RESUMO: o auxílio-reclusão é um benefício singular e controverso, estando relacionado a várias celeumas jurídicas e questões de ordem prática que ainda não foram plenamente resolvidas.
Palavras-chave: Previdência Social, auxílio-reclusão, dependentes, baixa renda.
1. Introdução e conceito
O auxílio-reclusão é um benefício polêmico, com várias características singulares que o diferenciam dos demais benefícios do nosso ordenamento. O presente artigo visa fazer uma apanhado dessas particularidades, além das discussões surgidas na doutrina e jurisprudência acerca do benefício.
O auxílio-reclusão está previsto no art. 80 da Lei 8.213/91:
Art. 80. O auxílio-reclusão será devido, nas mesmas condições da pensão por morte, aos dependentes do segurado recolhido à prisão, que não receber remuneração da empresa nem estiver em gozo de auxílio-doença, de aposentadoria ou de abono de permanência em serviço.
Como se observa pela leitura da lei, o benefício é devido aos dependentes, não ao segurado recluso, “nas mesmas condições da pensão por morte”. O legislador visou aqui proteger os dependentes do segurado que, em condição análoga aqueles que perdem o provedor por causa do seu óbito, se veem desamparados ante o seu encarceramento.
Em suma, não apenas o cálculo do benefício é igual ao da pensão por morte, mas também sua finalidade é semelhante. Não se trata de amparo ao segurado preso, mas a seus dependentes.
O benefício dispensa carência (art. 26. II, da Lei 8.213/91) e sua concessão é limitada aos segurados de baixa renda (art. 201, IV, da Constituição Federal).
Passamos analisar cada um desses aspectos.
2. Histórico e singularidade
O auxílio-reclusão existe de forma generalizada desde a Lei 3.807/60 (Lei Orgânica da Previdência Social), que determinava o pagamento do benefício, nos mesmos valores da pensão por morte, aos dependentes do recluso que não recebesse remuneração da empresa. Era exigida carência de doze contribuições mensais. Leis posteriores não alteraram de forma significativa o benefício, mantendo regras semelhantes até o advento da Lei 8.213/91 [1].
Trata-se de benefício próprio do direito brasileiro, não se tendo notícia de existência de benefício semelhante no direito estrangeiro. Cabe ressaltar, no entanto, que regimes previdenciários de outros ordenamentos também tem benefícios singulares, inexistentes nos demais países [2].
3. Carência
A Lei 8.213/91 dispensou o cumprimento de carência para a concessão do auxílio-reclusão. A alteração iguala o benefício à pensão por morte nesse particular, mas o afasta de benefícios como o auxílio-doença que, em regra, exige a carência de 12 contribuições. É necessária a qualidade de segurado, no entanto.
A carência prevista para os benefícios de pensão por morte e auxílio-doença tem como principal função, a nosso ver, não o simples equilíbrio atuarial, mas a diminuição da possibilidade de fraudes contra a autarquia. Busca-se evitar que o indivíduo que nunca contribui para a previdência social recolha apenas uma contribuição quando já estiver incapaz para o trabalho, recebendo em seguida o benefício.
Esse tipo de fraude não pode, em princípio, ser utilizada no auxílio-reclusão, já que a data do recolhimento à prisão, ao contrário da data de início da incapacidade, é de fácil verificação. Por outro lado, seria possível cogitar que o indivíduo que estivesse ciente do risco de ser preso (por estar foragido, por exemplo) pudesse contribuir por um mês antes de ser capturado, gerando o direito ao benefício, o que nos parece ser contrário aos princípios da previdência social.

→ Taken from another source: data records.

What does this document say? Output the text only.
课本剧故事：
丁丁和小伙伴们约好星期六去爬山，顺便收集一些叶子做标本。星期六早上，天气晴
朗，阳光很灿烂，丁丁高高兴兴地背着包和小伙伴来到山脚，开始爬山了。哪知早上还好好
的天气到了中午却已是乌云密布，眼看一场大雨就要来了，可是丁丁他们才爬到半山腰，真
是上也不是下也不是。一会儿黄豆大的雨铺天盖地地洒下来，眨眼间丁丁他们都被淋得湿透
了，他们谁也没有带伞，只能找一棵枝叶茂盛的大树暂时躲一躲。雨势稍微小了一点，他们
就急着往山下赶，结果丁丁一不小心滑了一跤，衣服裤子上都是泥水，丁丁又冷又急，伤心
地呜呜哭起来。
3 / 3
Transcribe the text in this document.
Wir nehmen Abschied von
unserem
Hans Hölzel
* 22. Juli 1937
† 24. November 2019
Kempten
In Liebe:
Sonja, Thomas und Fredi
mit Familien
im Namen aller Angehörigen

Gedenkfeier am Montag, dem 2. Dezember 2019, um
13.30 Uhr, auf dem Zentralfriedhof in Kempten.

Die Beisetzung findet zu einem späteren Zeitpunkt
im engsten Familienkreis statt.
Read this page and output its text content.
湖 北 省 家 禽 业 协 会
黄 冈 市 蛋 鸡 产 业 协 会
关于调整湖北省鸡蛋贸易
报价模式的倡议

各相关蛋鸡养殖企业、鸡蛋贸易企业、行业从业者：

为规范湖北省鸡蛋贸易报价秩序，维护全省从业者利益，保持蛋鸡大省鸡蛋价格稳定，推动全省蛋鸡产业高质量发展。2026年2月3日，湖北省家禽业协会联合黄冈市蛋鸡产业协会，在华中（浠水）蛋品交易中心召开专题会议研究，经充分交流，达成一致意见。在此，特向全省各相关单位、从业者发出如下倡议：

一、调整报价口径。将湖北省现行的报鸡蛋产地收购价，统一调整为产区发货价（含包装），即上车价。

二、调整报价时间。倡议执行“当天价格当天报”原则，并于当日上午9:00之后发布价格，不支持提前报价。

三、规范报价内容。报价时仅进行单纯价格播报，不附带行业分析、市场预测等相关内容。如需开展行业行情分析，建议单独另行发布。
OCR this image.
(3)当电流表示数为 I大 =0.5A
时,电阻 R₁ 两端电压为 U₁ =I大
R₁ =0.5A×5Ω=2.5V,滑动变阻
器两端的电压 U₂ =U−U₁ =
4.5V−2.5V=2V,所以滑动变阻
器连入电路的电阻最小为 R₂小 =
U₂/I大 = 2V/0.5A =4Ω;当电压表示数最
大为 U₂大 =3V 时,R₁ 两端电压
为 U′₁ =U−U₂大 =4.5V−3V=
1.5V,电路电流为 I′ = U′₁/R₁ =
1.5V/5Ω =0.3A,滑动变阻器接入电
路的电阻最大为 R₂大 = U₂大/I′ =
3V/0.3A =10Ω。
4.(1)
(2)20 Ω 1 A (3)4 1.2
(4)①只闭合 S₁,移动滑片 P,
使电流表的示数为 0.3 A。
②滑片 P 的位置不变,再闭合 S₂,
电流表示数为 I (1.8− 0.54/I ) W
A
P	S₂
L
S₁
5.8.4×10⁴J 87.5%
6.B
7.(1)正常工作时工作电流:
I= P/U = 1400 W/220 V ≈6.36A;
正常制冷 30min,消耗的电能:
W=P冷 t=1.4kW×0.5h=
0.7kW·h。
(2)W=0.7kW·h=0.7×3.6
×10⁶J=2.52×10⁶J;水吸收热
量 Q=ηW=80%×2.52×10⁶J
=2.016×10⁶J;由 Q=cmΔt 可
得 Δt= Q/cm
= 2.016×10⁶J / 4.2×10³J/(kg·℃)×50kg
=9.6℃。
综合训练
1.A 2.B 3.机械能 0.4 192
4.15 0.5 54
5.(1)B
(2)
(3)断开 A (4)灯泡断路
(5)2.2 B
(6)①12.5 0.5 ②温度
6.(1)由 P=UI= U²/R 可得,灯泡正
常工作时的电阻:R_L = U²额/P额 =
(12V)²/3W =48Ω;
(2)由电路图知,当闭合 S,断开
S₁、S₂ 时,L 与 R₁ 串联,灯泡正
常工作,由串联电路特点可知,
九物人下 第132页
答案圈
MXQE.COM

4. Beneficiários e cumulação de benefícios
Os beneficiários do auxílio-reclusão são os dependentes do segurado, como ocorre na pensão por morte. Com a reclusão do segurado, eles ficam privados de uma fonte de sustento, o que justifica em tese a existência do benefício e algumas das regras a ele aplicáveis.
Como visto no art. 80 da Lei 8.213/91, se o segurado receber remuneração da empresa, aposentadoria, auxílio-doença ou abono de permanência, seus dependentes não terão direito ao benefício, pois a família não estará privada de sua fonte de renda.
Por outro lado, a Lei 10.666/03 estabelece que o exercício de atividade remunerada do segurado que estiver preso em regime fechado ou semi-aberto não impede o pagamento de auxílio-reclusão, mesmo se houver contribuição como contribuinte individual ou facultativo.
Tendo em vista a forma de cálculo do auxílio-reclusão, sua cessação pela concessão de auxílio-doença poderia causar o curioso efeito de diminuir a renda recebida pela família, razão pela qual a Lei 10.666/03 permita a opção pelo benefício mais vantajoso (art. 2º, §1º). Da mesma forma, caso o segurado volte a contribuir enquanto recolhido à prisão e, ainda recluso, venha a falecer, a família ao receber pensão por morte poderá optar pelo valor do auxílio-reclusão se as novas contribuições diminuírem o valor da pensão (art. 2º, §2º).
5. Baixa renda
A cobertura da previdência social para o evento de reclusão estava prevista no art. 201, I, da Constituição Federal. A Emenda Constitucional nº 20/98 trouxe limitação ao benefício, restringindo sua concessão aos segurados de baixa renda. Na redação dada pela Emenda Constitucional nº 20/98, assim determina a Constituição:
Art. 201. A previdência social será organizada sob a forma de regime geral, de caráter contributivo e de filiação obrigatória, observados critérios que preservem o equilíbrio financeiro e atuarial, e atenderá, nos termos da lei, a:
[…]
IV - salário-família e auxílio-reclusão para os dependentes dos segurados de baixa renda;
A definição de baixa renda foi determinada pela Emenda Constitucional nº 20/48 e pelo Decreto 3048/99 nos seguintes termos:
Emenda Constitucional nº 20/48
Art. 13 - Até que a lei discipline o acesso ao salário-família e auxílio-reclusão para os servidores, segurados e seus dependentes, esses benefícios serão concedidos apenas àqueles que tenham renda bruta mensal igual ou inferior a R$ 360,00 (trezentos e sessenta reais), que, até a publicação da lei, serão corrigidos pelos mesmos índices aplicados aos benefícios do regime geral de previdência social.
Decreto 3048/99
Art. 116. O auxílio-reclusão será devido, nas mesmas condições da pensão por morte, aos dependentes do segurado recolhido à prisão que não receber remuneração da empresa nem estiver em gozo de auxílio-doença, aposentadoria ou abono de permanência em serviço, desde que o seu último salário-de-contribuição seja inferior ou igual a R$ 360,00 (trezentos e sessenta reais).
§ 1º É devido auxílio-reclusão aos dependentes do segurado quando não houver salário-de-contribuição na data do seu efetivo recolhimento à prisão, desde que mantida a qualidade de segurado.
Os valores mencionados são anualmente atualizados. Atualmente, a Portaria Interministerial MPS/MF nº 19, de 10/01/2014 determina o limite atual de R$ 1.025,81.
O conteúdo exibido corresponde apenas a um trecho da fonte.